"Leaving Neverland", le documentaire choc sur Michael Jackson diffusé le 21 mars en France

Le documentaire "Leaving Neverland" arrive en France jeudi soir le 21 mars sur M6. Lors de sa diffusion aux Etats-Unis début mars, le film a relancé les accusations de pédophilie à l'encontre de Michael Jackson.

Michael Jackson lors d\'un concert à Brunei en 1996. 
Michael Jackson lors d'un concert à Brunei en 1996.  (FRANCIS Sylvain / AFP)
Ce documentaire en deux parties, du réalisateur britannique Dan Reed, programmé à partir de 21h00 et qui sera suivi d'un débat animé par Nathalie Renoux, a suscité de nombreuses réactions dans le monde depuis sa diffusion au festival de Sundance, en janvier, puis les 3 et 4 mars sur la chaîne américaine HBO.

Deux hommes l'accusent de viol

Il est centré sur James Safechuck, aujourd'hui âgé de 41 ans, et Wade Robson, 36 ans, qui racontent comment le chanteur les aurait violés de façon répétée, lorsqu'ils étaient enfants. Ces révélations ont relancé les accusations de pédophilie contre la star décédée en 2009 et poussé certains médias à cesser de diffuser ses oeuvres, notamment des stations de radio au Canada, en Australie et en Nouvelle-Zélande.
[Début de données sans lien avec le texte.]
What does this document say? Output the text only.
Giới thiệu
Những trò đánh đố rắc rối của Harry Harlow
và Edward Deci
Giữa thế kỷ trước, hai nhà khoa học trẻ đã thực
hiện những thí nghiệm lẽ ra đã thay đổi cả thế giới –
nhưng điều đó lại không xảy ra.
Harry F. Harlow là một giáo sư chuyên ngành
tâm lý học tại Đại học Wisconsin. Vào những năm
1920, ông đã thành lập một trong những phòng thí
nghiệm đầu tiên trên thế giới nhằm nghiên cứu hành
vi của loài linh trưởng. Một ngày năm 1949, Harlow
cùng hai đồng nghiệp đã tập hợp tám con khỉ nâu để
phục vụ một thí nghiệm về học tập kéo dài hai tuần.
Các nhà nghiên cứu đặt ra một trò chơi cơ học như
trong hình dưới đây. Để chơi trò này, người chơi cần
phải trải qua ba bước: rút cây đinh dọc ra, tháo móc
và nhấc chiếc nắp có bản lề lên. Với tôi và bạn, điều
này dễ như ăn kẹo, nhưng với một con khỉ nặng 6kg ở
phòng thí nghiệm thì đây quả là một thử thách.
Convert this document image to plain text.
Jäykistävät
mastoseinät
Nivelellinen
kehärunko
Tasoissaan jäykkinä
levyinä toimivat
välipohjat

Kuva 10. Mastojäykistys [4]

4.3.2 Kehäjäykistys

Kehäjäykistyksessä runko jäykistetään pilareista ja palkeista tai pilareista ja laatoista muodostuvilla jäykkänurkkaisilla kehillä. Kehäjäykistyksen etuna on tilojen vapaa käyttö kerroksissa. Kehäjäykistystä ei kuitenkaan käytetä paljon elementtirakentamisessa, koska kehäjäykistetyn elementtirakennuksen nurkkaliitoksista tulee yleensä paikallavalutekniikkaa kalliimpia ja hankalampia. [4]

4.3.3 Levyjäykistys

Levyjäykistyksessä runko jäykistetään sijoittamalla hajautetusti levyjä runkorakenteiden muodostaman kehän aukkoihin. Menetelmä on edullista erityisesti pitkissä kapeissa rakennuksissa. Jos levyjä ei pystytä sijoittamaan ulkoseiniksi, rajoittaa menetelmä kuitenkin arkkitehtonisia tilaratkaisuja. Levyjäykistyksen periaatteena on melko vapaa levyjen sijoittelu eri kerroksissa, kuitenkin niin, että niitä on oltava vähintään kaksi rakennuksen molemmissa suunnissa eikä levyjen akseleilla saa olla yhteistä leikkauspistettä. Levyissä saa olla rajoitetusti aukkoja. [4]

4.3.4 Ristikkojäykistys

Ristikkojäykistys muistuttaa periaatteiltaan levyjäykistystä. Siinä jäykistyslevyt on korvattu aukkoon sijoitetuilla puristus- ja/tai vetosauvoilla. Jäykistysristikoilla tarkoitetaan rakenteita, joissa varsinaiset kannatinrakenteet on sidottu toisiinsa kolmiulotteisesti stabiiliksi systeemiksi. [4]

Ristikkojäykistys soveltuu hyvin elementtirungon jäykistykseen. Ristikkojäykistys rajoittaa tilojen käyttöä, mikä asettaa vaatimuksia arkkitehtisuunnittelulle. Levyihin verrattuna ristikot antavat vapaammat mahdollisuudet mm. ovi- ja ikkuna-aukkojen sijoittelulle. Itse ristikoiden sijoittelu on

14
Les héritiers de Michael Jackson ont réfuté les allégations du documentaire et saisi la justice pour réclamer à HBO 100 millions de dollars au titre de ce qu'ils qualifient d'"assassinat posthume". Des fans du chanteur défunt sont également montés au créneau, notamment via les réseaux sociaux, pour protéger sa mémoire

Des plaintes contre les victimes

Trois associations françaises de fans ont même lancé une procédure devant la justice française contre Robson Wade et James Safechuck, pour "atteinte à la mémoire d'un mort". L'affaire sera examinée début juillet. Des plaintes que le réalisateur, Dan Reed, a jugé plus que déplacées, dans un entretien accordé lundi à l'AFP. "Poursuivre en justice des hommes qui ont eu le courage de dire qu'ils ont été violés lorsqu'ils étaient enfants par cette personne toute-puissante et quasi-divine, d'en faire des boucs émissaires, c'est plus qu'absurde, c'est ignoble", a-t-il déclaré. "Depuis le début, la stratégie des Jackson a été de présenter Michael comme la victime, et ils ont eu un succès incroyable", a-t-il estimé. Mais "Michael n'est pas la victime, c'est le responsable", insiste-t-il.
 
Toujours en France, où une grande exposition avait récemment été consacrée à Paris aux influences du "roi de la pop" sur l'art, la marque Louis Vuitton a décidé d'effacer les références au chanteur dans sa collection automne-hiver homme, présentée en janvier et qui lui était dédiée.